La solennità di Tutti i Santi che si celebra oggi nella liturgia della Chiesa, come ogni anno nel primo giorno del mese di novembre, con queste letture ci presta, attraverso la fede, gli occhi “giusti” per vedere la realtà delle cose, la vita nella sua interezza, nella piena verità. Non in quella sola parte che normalmente tutti percepiscono “immediatamente” con i sensi materiali del corpo, ma quella che gli stessi sensi esigono, “mediatamente”, per spiegare interamente anche se stessi, il proprio funzionamento, e afferrare il senso delle cose nella sua interezza. Di più queste letture, che ci fanno vedere anche la realtà della terra con gli occhi del Cielo, ci rivelano anche quanto, con la sola ragione, non avremmo potuto conoscere senza che Dio stesso le avesse rivelate. Questa liturgia dei Santi, oggi, ci presta i loro occhi per vedere, in anticipo – la fede è questa vista “anticipata” – come essi stessi vedono, come Cristo vede con i suoi occhi di Uomo che è stato unito al Verbo di Dio con l’Incarnazione.

– La prima lettura è una visione profetica di quanto è già iniziato ad accadere sulla terra. Si prepara, secondo le parole della visione di Giovanni nell’Apocalisse, la distruzione di tutto quanto l’umanità ha preteso di costruire dopo aver deciso di interrompere il suo rapporto “giusto” con Dio. Tutto ciò che si fa, seguendo questa strada, si sgretola, “sfinisce”, perché chi non riceve la pienezza dell’essere da Dio, esiste penosamente. Continua a sussitere eternamente come se, ai suoi occhi, Dio non ci fosse, come ha già scelto di vivere sulla terra: è l’Inferno. Ma quelli che hanno recuperato il “giusto” modo del loro rapporto con Dio, attraverso Cristo, che lo ha loro restituito, questi non subiranno questa sorte negativa. Attraversato il tempo della prova, saranno beati per sempre.

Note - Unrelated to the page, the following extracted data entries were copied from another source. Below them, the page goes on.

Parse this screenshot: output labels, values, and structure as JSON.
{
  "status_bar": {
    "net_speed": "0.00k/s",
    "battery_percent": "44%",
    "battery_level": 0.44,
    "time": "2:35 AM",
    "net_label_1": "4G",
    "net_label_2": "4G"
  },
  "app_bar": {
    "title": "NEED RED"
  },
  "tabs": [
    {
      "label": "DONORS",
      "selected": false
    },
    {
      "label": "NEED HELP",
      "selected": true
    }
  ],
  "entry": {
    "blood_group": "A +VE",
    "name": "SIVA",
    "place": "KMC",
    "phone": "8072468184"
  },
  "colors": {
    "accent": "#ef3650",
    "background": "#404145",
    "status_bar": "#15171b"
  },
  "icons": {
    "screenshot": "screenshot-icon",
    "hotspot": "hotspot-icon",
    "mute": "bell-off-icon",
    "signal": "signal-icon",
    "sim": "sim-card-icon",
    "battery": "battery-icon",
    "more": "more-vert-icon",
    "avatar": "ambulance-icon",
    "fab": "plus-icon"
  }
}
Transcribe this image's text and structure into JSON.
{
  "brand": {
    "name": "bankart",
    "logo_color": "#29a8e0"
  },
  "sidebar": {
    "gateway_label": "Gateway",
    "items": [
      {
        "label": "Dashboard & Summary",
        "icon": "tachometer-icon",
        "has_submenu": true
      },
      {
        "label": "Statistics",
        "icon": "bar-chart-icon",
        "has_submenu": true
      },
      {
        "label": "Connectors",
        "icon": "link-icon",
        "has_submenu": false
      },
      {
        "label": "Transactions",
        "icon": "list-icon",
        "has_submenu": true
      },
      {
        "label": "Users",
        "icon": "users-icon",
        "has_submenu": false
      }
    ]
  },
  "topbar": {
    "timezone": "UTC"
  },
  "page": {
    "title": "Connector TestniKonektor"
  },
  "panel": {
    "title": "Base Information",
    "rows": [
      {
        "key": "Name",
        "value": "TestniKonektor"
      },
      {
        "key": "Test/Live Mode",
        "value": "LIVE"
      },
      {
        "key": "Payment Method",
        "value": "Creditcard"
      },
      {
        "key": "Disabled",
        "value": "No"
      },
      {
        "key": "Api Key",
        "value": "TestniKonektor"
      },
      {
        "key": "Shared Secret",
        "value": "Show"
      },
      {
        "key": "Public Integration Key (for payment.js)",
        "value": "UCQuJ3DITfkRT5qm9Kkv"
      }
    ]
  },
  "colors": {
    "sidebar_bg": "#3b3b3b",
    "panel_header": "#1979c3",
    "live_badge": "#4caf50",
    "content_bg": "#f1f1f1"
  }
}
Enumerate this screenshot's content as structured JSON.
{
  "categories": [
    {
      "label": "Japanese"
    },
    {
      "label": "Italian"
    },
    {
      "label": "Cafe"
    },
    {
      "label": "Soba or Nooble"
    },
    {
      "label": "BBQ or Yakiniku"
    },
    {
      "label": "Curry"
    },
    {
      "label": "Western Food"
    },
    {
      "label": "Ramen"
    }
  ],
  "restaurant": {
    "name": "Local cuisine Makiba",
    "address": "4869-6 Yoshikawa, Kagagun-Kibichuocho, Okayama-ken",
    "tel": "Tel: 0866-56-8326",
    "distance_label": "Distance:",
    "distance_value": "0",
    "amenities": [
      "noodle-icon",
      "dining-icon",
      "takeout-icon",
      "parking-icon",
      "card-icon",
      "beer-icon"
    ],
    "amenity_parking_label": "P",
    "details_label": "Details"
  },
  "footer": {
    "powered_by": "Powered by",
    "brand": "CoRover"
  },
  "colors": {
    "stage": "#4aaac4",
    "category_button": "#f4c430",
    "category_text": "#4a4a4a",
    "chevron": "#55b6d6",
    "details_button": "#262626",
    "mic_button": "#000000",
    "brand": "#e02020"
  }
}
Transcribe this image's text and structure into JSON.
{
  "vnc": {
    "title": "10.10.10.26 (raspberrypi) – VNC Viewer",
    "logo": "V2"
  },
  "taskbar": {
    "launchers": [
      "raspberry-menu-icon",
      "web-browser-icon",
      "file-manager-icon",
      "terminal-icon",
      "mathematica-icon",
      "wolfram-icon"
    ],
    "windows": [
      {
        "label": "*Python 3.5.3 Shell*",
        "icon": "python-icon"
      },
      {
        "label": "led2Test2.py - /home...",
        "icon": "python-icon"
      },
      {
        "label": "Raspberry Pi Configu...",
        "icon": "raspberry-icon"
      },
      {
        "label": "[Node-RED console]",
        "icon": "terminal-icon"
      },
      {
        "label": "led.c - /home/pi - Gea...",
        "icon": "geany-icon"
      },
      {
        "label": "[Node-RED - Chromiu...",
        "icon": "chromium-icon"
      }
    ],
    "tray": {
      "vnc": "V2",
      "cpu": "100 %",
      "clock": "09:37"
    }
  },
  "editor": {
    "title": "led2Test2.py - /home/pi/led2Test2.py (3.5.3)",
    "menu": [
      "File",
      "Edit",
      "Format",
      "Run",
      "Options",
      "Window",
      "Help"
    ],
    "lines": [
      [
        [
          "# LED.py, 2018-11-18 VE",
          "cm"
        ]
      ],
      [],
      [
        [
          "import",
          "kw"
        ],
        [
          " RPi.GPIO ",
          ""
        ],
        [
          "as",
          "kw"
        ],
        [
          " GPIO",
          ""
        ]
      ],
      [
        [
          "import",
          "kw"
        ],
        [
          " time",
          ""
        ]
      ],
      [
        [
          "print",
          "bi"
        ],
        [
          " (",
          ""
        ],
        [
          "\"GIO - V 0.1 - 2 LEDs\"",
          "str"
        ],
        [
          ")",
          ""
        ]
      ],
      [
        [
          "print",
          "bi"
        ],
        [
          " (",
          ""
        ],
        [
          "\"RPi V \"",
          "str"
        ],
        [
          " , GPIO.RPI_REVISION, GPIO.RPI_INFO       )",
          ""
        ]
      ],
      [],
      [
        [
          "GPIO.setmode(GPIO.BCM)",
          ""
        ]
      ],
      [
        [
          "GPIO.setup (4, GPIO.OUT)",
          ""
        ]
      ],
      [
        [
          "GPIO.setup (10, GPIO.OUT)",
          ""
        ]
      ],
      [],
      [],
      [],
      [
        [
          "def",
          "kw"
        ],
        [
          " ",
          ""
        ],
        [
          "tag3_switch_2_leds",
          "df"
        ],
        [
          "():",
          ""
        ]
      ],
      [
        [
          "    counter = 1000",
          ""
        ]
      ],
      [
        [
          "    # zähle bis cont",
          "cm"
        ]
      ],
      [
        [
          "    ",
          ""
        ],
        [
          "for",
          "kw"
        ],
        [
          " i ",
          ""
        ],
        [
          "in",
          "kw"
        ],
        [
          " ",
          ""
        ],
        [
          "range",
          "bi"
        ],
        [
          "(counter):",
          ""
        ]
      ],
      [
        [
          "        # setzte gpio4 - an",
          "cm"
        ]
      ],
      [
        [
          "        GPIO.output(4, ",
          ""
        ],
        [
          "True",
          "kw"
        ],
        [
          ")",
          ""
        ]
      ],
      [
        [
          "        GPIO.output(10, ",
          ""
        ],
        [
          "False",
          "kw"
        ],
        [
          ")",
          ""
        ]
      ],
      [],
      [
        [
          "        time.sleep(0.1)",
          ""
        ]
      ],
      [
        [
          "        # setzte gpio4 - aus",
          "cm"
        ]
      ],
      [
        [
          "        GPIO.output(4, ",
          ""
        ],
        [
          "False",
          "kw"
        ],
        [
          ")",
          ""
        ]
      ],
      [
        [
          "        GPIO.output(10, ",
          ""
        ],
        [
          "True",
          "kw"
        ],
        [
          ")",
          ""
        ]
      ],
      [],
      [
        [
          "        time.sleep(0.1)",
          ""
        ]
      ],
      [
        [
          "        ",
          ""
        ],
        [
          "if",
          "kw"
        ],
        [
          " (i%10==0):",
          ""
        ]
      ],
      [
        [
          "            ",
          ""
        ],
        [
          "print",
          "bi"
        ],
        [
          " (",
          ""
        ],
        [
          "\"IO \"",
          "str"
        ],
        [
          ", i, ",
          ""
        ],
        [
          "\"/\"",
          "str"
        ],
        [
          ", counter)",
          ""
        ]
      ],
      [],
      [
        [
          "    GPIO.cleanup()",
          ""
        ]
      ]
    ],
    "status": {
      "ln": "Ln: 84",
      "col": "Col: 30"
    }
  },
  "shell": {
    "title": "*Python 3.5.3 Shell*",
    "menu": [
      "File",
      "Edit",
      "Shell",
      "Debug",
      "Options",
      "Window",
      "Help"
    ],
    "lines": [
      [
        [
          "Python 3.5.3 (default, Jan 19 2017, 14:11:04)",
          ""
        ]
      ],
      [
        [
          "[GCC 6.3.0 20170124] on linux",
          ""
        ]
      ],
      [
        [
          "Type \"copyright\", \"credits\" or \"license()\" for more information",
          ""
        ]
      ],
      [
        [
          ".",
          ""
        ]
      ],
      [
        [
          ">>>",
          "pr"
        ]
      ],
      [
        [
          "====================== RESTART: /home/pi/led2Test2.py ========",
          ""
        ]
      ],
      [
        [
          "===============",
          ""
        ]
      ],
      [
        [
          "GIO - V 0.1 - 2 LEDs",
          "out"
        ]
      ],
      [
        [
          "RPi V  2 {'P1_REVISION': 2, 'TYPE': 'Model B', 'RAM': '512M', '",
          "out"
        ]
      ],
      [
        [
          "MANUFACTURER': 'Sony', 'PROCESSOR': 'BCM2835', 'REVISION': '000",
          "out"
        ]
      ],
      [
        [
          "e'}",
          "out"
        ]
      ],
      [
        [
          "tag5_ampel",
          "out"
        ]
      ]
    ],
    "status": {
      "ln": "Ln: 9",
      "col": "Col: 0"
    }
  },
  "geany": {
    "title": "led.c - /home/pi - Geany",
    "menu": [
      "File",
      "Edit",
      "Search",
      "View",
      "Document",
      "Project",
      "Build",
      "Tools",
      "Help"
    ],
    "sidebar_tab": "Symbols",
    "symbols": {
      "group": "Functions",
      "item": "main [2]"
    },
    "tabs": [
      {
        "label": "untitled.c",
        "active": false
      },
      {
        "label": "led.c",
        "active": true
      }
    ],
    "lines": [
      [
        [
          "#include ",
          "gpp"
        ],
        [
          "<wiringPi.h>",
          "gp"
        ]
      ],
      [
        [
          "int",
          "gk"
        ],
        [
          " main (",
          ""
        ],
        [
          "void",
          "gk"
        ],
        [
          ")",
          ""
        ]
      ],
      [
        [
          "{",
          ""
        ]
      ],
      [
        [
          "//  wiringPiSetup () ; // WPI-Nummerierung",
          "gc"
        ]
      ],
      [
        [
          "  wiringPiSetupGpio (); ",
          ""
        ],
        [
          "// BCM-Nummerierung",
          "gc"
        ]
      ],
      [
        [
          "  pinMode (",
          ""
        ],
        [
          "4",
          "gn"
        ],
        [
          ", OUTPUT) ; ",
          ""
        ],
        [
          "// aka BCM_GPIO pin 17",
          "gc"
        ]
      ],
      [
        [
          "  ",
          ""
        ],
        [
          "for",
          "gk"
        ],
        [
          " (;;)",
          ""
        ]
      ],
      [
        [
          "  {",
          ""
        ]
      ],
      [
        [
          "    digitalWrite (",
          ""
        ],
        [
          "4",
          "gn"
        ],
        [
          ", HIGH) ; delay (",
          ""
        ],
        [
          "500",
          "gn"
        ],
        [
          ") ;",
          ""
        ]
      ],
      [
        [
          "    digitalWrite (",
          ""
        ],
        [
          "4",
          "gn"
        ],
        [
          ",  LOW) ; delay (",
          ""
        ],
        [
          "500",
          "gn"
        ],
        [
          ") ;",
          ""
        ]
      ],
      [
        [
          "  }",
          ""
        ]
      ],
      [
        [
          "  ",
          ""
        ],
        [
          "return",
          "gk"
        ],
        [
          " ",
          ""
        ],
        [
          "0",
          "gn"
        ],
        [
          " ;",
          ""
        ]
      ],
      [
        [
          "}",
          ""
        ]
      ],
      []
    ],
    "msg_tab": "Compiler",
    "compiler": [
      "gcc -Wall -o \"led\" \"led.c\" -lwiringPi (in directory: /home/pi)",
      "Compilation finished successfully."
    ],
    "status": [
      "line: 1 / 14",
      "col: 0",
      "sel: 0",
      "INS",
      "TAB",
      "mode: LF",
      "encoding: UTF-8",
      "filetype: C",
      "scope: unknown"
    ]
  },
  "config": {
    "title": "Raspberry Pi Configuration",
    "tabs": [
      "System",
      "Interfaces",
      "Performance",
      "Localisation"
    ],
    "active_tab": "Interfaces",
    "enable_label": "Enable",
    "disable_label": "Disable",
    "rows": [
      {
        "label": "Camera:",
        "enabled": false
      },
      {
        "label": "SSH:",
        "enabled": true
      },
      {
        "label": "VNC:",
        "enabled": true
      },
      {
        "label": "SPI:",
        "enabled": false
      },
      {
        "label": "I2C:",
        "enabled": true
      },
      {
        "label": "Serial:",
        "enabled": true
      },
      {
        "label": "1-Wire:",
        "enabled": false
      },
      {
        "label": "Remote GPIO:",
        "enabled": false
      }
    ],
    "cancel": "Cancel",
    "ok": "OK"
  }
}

Il sigillo è quello del Battesimo, confermato dalla vita vissuta nella fede. Questi hanno in comune le “cose sante”. È la “comunione dei santi” descritta nella visione della prima lettura: «Sono quelli che vengono dalla grande tribolazione e che hanno lavato le loro vesti, rendendole candide nel sangue dell’Agnello».

–  Il salmo responsoriale descrive le “cose come stanno”, la verità che Satana per primo ha rifiutato e ha indotto anche l’umanità a rifiutare (è quello che chiamiamo il “peccato originale”): «Del Signore è la terra e quanto contiene: il mondo, con i suoi abitanti».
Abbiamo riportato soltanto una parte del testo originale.